PUBLICATIONS
Composers' Discord: Musicians and Mental Illness
Washington Post Health 12/22-29, 92


By Brenda C. Coleman
Associated Press

CHICAGO - Music may have charms to soothe a savage breast, but it ultimately tortured the deteriorating minds of composers Maurice Ravel and Robert Schumann, said experts at a symposium on music and the brain.

The illnesses of two of the most famous composers ever to suffer from brain ailments indicate how the brain learns music and illustrate how far science has come in dealing with brain injuries and illnesses that affect musical abilities, experts said.

The aim of the three-day conference last month was to stimulate cooperative research among experts in psychiatry, psychology, music, education and communications. In the case of Ravel, the French composer who died in 1937, a mysterious brain deterioration robbed him of some musical abilities but not others, said Justine Sergent, director of the Cognitive Neuroscience Laboratory at the Montreal Neurological Institute. "He could generate melodies and harmonies in his head, but he was unable to write them down on a score, to play them on a piano or to sing them," she said.

Nothing was wrong with Ravel's muscles or voice.
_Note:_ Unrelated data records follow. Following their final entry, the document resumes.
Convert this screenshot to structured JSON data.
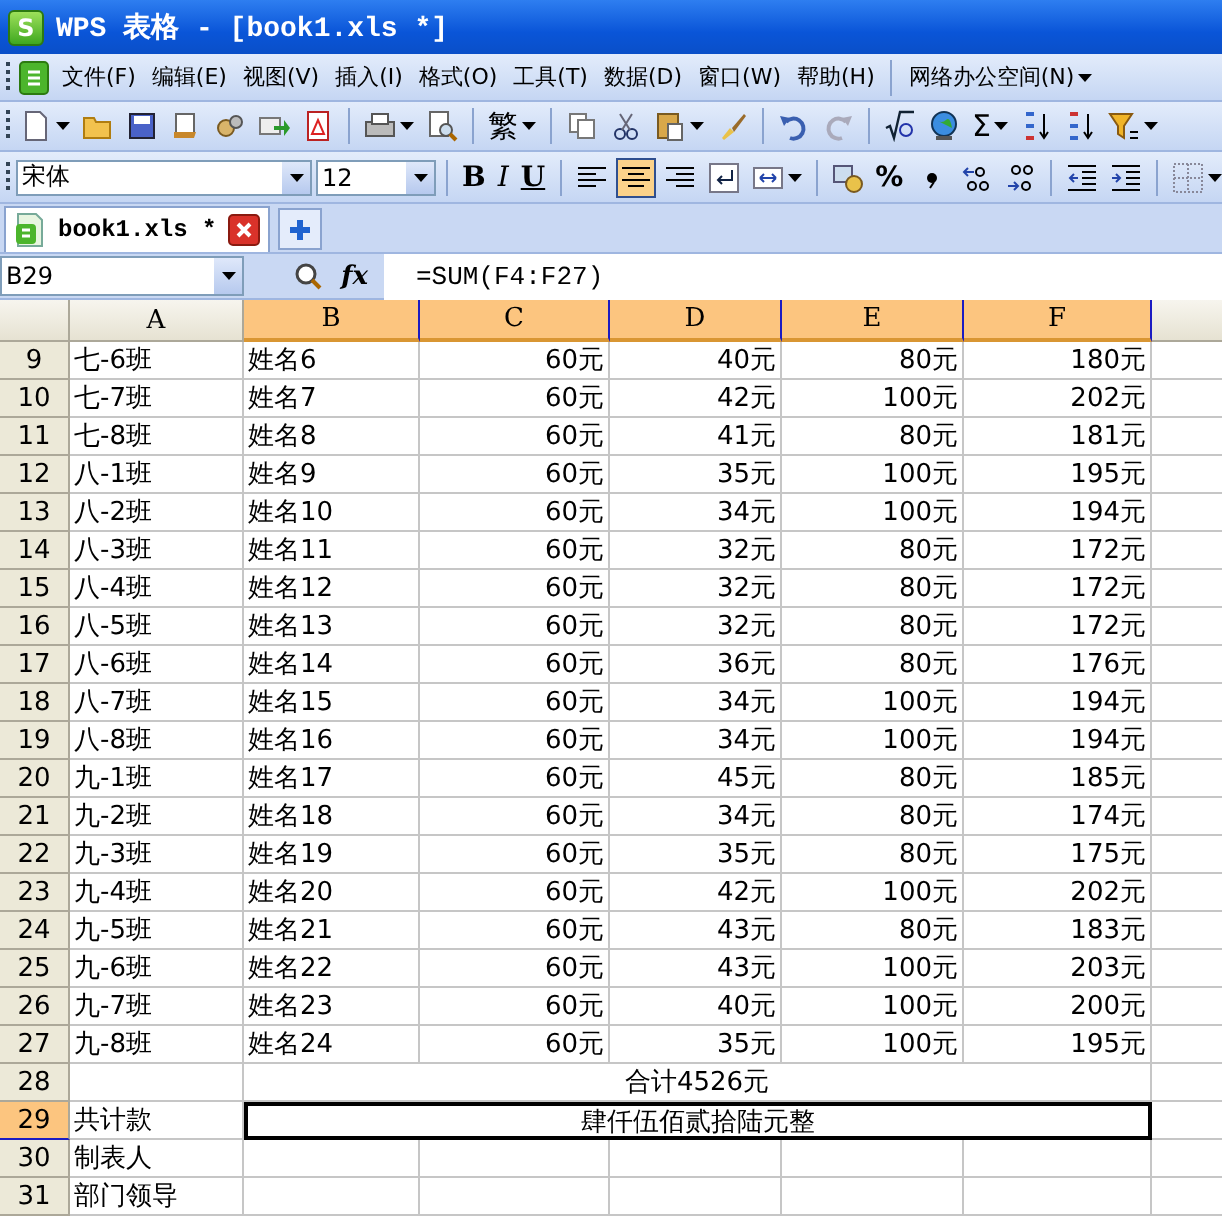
{
  "window": {
    "logo": "S",
    "title": "WPS 表格 - [book1.xls *]"
  },
  "menu": {
    "items": [
      "文件(F)",
      "编辑(E)",
      "视图(V)",
      "插入(I)",
      "格式(O)",
      "工具(T)",
      "数据(D)",
      "窗口(W)",
      "帮助(H)"
    ],
    "extra": "网络办公空间(N)"
  },
  "toolbar": {
    "traditional": "繁",
    "sum": "Σ"
  },
  "format_toolbar": {
    "font": "宋体",
    "size": "12",
    "bold": "B",
    "italic": "I",
    "underline": "U",
    "alignment": [
      {
        "selected": false
      },
      {
        "selected": true
      },
      {
        "selected": false
      }
    ],
    "percent": "%"
  },
  "tabs": [
    {
      "label": "book1.xls *",
      "selected": true
    }
  ],
  "formula_bar": {
    "name_box": "B29",
    "function_label": "fx",
    "formula": "=SUM(F4:F27)"
  },
  "sheet": {
    "columns": [
      {
        "label": "A",
        "selected": false
      },
      {
        "label": "B",
        "selected": true
      },
      {
        "label": "C",
        "selected": true
      },
      {
        "label": "D",
        "selected": true
      },
      {
        "label": "E",
        "selected": true
      },
      {
        "label": "F",
        "selected": true
      }
    ],
    "rows": [
      {
        "number": "9",
        "selected": false,
        "kind": "data",
        "cells": [
          "七-6班",
          "姓名6",
          "60元",
          "40元",
          "80元",
          "180元"
        ]
      },
      {
        "number": "10",
        "selected": false,
        "kind": "data",
        "cells": [
          "七-7班",
          "姓名7",
          "60元",
          "42元",
          "100元",
          "202元"
        ]
      },
      {
        "number": "11",
        "selected": false,
        "kind": "data",
        "cells": [
          "七-8班",
          "姓名8",
          "60元",
          "41元",
          "80元",
          "181元"
        ]
      },
      {
        "number": "12",
        "selected": false,
        "kind": "data",
        "cells": [
          "八-1班",
          "姓名9",
          "60元",
          "35元",
          "100元",
          "195元"
        ]
      },
      {
        "number": "13",
        "selected": false,
        "kind": "data",
        "cells": [
          "八-2班",
          "姓名10",
          "60元",
          "34元",
          "100元",
          "194元"
        ]
      },
      {
        "number": "14",
        "selected": false,
        "kind": "data",
        "cells": [
          "八-3班",
          "姓名11",
          "60元",
          "32元",
          "80元",
          "172元"
        ]
      },
      {
        "number": "15",
        "selected": false,
        "kind": "data",
        "cells": [
          "八-4班",
          "姓名12",
          "60元",
          "32元",
          "80元",
          "172元"
        ]
      },
      {
        "number": "16",
        "selected": false,
        "kind": "data",
        "cells": [
          "八-5班",
          "姓名13",
          "60元",
          "32元",
          "80元",
          "172元"
        ]
      },
      {
        "number": "17",
        "selected": false,
        "kind": "data",
        "cells": [
          "八-6班",
          "姓名14",
          "60元",
          "36元",
          "80元",
          "176元"
        ]
      },
      {
        "number": "18",
        "selected": false,
        "kind": "data",
        "cells": [
          "八-7班",
          "姓名15",
          "60元",
          "34元",
          "100元",
          "194元"
        ]
      },
      {
        "number": "19",
        "selected": false,
        "kind": "data",
        "cells": [
          "八-8班",
          "姓名16",
          "60元",
          "34元",
          "100元",
          "194元"
        ]
      },
      {
        "number": "20",
        "selected": false,
        "kind": "data",
        "cells": [
          "九-1班",
          "姓名17",
          "60元",
          "45元",
          "80元",
          "185元"
        ]
      },
      {
        "number": "21",
        "selected": false,
        "kind": "data",
        "cells": [
          "九-2班",
          "姓名18",
          "60元",
          "34元",
          "80元",
          "174元"
        ]
      },
      {
        "number": "22",
        "selected": false,
        "kind": "data",
        "cells": [
          "九-3班",
          "姓名19",
          "60元",
          "35元",
          "80元",
          "175元"
        ]
      },
      {
        "number": "23",
        "selected": false,
        "kind": "data",
        "cells": [
          "九-4班",
          "姓名20",
          "60元",
          "42元",
          "100元",
          "202元"
        ]
      },
      {
        "number": "24",
        "selected": false,
        "kind": "data",
        "cells": [
          "九-5班",
          "姓名21",
          "60元",
          "43元",
          "80元",
          "183元"
        ]
      },
      {
        "number": "25",
        "selected": false,
        "kind": "data",
        "cells": [
          "九-6班",
          "姓名22",
          "60元",
          "43元",
          "100元",
          "203元"
        ]
      },
      {
        "number": "26",
        "selected": false,
        "kind": "data",
        "cells": [
          "九-7班",
          "姓名23",
          "60元",
          "40元",
          "100元",
          "200元"
        ]
      },
      {
        "number": "27",
        "selected": false,
        "kind": "data",
        "cells": [
          "九-8班",
          "姓名24",
          "60元",
          "35元",
          "100元",
          "195元"
        ]
      },
      {
        "number": "28",
        "selected": false,
        "kind": "merged",
        "merged_text": "合计4526元"
      },
      {
        "number": "29",
        "selected": true,
        "kind": "merged",
        "first": "共计款",
        "merged_text": "肆仟伍佰贰拾陆元整"
      },
      {
        "number": "30",
        "selected": false,
        "kind": "label",
        "first": "制表人"
      },
      {
        "number": "31",
        "selected": false,
        "kind": "label",
        "first": "部门领导"
      }
    ]
  }
}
But his brain malfunction kept him from being able to sight read and play from memory, while allowing him to perceive pitch and rhythm, she said.

To learn the areas of the brain associated with the aptitudes Ravel retained or lost, Sergent tested blood flow in the brains of 10 musicians as they performed various musical tasks requiring those aptitudes. That showed the problem was most probably in a particular area on the left side of the brain, she said. The tests also showed that, contrary to previous assumptions, sight reading music uses different parts of the brain than reading words, she said.
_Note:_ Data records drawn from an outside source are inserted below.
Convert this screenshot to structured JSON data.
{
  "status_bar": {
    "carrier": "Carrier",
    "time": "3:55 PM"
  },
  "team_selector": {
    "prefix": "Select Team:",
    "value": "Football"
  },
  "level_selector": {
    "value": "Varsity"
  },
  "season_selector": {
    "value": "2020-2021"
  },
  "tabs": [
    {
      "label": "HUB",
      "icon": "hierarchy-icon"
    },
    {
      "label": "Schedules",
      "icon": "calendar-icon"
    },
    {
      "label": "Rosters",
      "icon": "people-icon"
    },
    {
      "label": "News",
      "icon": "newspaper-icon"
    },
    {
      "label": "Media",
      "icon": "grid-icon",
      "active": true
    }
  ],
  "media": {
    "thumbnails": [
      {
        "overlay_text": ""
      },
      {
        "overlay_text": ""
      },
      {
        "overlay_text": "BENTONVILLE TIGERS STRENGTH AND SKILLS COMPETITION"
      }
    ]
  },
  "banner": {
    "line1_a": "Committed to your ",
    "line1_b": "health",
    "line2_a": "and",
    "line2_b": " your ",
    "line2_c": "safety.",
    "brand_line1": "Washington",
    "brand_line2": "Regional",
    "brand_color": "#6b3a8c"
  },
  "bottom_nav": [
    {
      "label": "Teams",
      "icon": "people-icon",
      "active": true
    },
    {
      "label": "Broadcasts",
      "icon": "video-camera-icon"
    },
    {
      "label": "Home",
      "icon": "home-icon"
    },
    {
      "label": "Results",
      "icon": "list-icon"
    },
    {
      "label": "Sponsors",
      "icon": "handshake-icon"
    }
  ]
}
In the case of Schumann, the German composer who died in 1856, the problem included severe depression, excited agitation and intermittent hallucinations.

The sick man reported that he heard the tone 'A' constantly ringing in his ears. He heard entire symphonies repeating themselves," said Peter Ostwald, a psychiatry professor at the University of California School of Medicine in San Francisco.

Schumann attempted suicide by throwing himself into the Rhine River, prompting his admission to the mental hospital where he spent the last two years of his life before dying at age 46, possibly from self-starvation.

When he wasn't psychotic, he could compose beautifully and coherently and even played chamber music with Johannes Brahms, a rising star heralded by Schumann and who visited him in the hospital. Schumann's affliction was diagnosed at the time as "softening of the brain," Ostwald said.

He said Schumann's career-long pattern of explosive bursts of composition followed by periods of prolonged depression suggest the composer might have had a brain ailment called a temporal lobe disorder.